The committee also concluded that:

• Intensive basic and preclinical research is needed, with a specific research focus on technologies for editing genetic sequences in human cells, potential benefits and risks of proposed clinical uses for gene editing, and understanding of the biology of human embryos and germline cells. Any early human embryo or germline cells that undergo gene editing should not be used to establish a pregnancy, the committee wrote.

• Improved understanding of the risks of somatic cell editing – such as inaccurate editing – is needed, as is understanding of the potential benefits of each proposed genetic modification. Such uses of gene editing, which are intended to affect only the individual who receives them, can be “appropriately and rigorously evaluated within existing and evolving regulatory frameworks for gene therapy,” they noted.

• Germline editing poses particularly important issues, such as the challenges with predicting harmful effects of genetic changes, including interactions with other genetic variants and with the environment. Moral and ethical considerations, such as the possibility of permanent genetic enhancements that could exacerbate social inequalities or be used coercively, must also be considered. The committee said that “it would be irresponsible to proceed with any clinical use of germline editing” unless and until the safety and efficacy issues have been resolved, and there is broad consensus about the appropriateness of a proposed application.

“At present these criteria have not been met for any proposed clinical use,” the committee wrote, adding that safety issues have not been adequately explored, and the cases of most compelling benefit are limited.

As the science advances and social views evolve, the clinical use of germline editing should be regularly revisited, they wrote.

The presidents of each of the organizations that hosted the summit welcomed the call for ongoing global discussion on issues related to human gene editing.

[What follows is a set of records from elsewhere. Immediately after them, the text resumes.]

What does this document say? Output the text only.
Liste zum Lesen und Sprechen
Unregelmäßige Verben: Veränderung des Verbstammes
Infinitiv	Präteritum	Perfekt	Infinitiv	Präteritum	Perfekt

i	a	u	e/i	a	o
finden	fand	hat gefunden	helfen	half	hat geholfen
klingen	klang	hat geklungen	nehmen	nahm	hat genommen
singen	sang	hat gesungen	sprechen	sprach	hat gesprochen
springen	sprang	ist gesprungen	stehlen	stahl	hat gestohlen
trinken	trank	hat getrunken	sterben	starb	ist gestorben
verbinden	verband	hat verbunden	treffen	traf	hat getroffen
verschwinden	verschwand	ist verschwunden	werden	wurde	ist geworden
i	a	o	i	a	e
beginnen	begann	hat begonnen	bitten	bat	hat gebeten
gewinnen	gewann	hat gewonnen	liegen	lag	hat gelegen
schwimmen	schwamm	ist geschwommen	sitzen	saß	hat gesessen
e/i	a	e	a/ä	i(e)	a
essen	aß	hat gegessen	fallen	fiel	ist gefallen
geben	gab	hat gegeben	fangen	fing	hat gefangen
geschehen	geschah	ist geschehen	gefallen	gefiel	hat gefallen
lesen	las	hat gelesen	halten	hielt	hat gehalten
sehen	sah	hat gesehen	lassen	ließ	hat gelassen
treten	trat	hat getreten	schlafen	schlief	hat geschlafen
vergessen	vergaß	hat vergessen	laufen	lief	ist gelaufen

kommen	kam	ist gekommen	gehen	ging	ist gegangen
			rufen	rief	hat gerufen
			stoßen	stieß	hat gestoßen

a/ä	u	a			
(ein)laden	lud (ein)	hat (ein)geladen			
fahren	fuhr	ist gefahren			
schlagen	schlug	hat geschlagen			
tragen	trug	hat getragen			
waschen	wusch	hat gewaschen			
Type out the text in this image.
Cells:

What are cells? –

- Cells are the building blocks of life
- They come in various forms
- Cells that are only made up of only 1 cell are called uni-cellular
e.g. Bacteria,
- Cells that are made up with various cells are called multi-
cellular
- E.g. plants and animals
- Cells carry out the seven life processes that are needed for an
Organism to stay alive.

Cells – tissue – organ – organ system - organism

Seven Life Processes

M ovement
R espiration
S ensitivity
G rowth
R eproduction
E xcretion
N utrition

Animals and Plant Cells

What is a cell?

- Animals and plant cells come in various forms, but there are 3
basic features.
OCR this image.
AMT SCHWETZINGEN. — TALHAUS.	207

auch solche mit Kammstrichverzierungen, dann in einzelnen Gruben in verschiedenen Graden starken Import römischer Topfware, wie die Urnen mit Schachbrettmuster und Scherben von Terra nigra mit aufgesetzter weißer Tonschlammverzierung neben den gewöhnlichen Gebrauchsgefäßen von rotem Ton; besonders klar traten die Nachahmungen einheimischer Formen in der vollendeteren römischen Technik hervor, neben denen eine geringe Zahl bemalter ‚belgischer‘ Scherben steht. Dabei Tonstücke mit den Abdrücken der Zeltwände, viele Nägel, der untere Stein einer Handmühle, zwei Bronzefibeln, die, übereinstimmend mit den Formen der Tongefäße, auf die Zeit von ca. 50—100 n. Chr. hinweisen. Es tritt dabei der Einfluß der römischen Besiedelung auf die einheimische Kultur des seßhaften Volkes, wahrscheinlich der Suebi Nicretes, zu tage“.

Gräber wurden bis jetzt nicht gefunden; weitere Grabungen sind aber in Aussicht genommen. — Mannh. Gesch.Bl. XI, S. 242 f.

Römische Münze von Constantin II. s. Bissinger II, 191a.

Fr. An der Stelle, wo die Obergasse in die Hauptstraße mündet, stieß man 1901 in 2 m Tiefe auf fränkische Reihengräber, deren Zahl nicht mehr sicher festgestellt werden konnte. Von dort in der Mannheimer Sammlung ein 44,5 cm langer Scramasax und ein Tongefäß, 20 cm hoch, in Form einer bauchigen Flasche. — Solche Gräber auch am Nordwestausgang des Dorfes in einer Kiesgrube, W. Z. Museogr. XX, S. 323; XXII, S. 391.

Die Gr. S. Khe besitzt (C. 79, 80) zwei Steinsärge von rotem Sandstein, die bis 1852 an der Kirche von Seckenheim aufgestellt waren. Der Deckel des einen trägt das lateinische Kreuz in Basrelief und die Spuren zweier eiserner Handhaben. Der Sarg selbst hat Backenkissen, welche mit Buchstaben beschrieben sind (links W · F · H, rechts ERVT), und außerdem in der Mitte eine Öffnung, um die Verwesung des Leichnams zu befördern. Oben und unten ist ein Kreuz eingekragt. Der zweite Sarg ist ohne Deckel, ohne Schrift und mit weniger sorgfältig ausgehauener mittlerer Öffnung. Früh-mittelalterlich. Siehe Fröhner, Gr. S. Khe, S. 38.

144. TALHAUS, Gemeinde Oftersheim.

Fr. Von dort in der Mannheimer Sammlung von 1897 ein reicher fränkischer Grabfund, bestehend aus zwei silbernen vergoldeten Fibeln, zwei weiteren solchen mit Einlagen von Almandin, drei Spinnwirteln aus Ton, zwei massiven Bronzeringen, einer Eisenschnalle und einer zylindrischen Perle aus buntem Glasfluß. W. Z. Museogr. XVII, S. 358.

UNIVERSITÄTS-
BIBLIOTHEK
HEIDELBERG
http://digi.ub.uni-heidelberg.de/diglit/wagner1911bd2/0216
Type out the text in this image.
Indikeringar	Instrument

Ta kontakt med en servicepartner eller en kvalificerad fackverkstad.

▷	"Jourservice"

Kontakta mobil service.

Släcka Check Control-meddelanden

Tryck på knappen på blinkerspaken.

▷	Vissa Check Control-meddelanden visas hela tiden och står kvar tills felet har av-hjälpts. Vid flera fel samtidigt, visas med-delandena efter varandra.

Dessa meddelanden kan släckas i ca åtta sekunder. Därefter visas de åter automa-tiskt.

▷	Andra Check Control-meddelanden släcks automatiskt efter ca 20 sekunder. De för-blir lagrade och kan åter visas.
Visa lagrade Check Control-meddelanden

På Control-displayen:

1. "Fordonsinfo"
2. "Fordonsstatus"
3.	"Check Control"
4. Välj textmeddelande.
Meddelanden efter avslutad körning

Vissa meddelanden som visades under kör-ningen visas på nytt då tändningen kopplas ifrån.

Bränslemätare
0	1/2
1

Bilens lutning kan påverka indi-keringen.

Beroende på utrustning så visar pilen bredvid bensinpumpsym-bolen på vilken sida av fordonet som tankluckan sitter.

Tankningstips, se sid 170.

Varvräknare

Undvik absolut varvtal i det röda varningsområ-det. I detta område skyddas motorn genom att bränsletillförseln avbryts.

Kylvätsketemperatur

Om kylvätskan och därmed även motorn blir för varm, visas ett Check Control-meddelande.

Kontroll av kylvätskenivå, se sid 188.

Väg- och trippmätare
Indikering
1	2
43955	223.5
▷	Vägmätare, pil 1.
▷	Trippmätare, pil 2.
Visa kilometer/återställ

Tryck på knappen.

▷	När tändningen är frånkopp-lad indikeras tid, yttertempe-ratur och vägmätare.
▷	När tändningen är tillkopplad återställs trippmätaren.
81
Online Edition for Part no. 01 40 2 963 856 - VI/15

In a written response they said that they “stand ready to establish a continuing forum for assessment of the many scientific, medical, and ethical questions surrounding the pursuit of human gene-editing applications,” and will coordinate with other academies around the world and other international scientific and medical institutions in that endeavor.

“This is an important moment in human history and we have a responsibility to provide all sections of society with an informed basis for making decisions about this technology, especially for uses that would affect generations to come,” they wrote.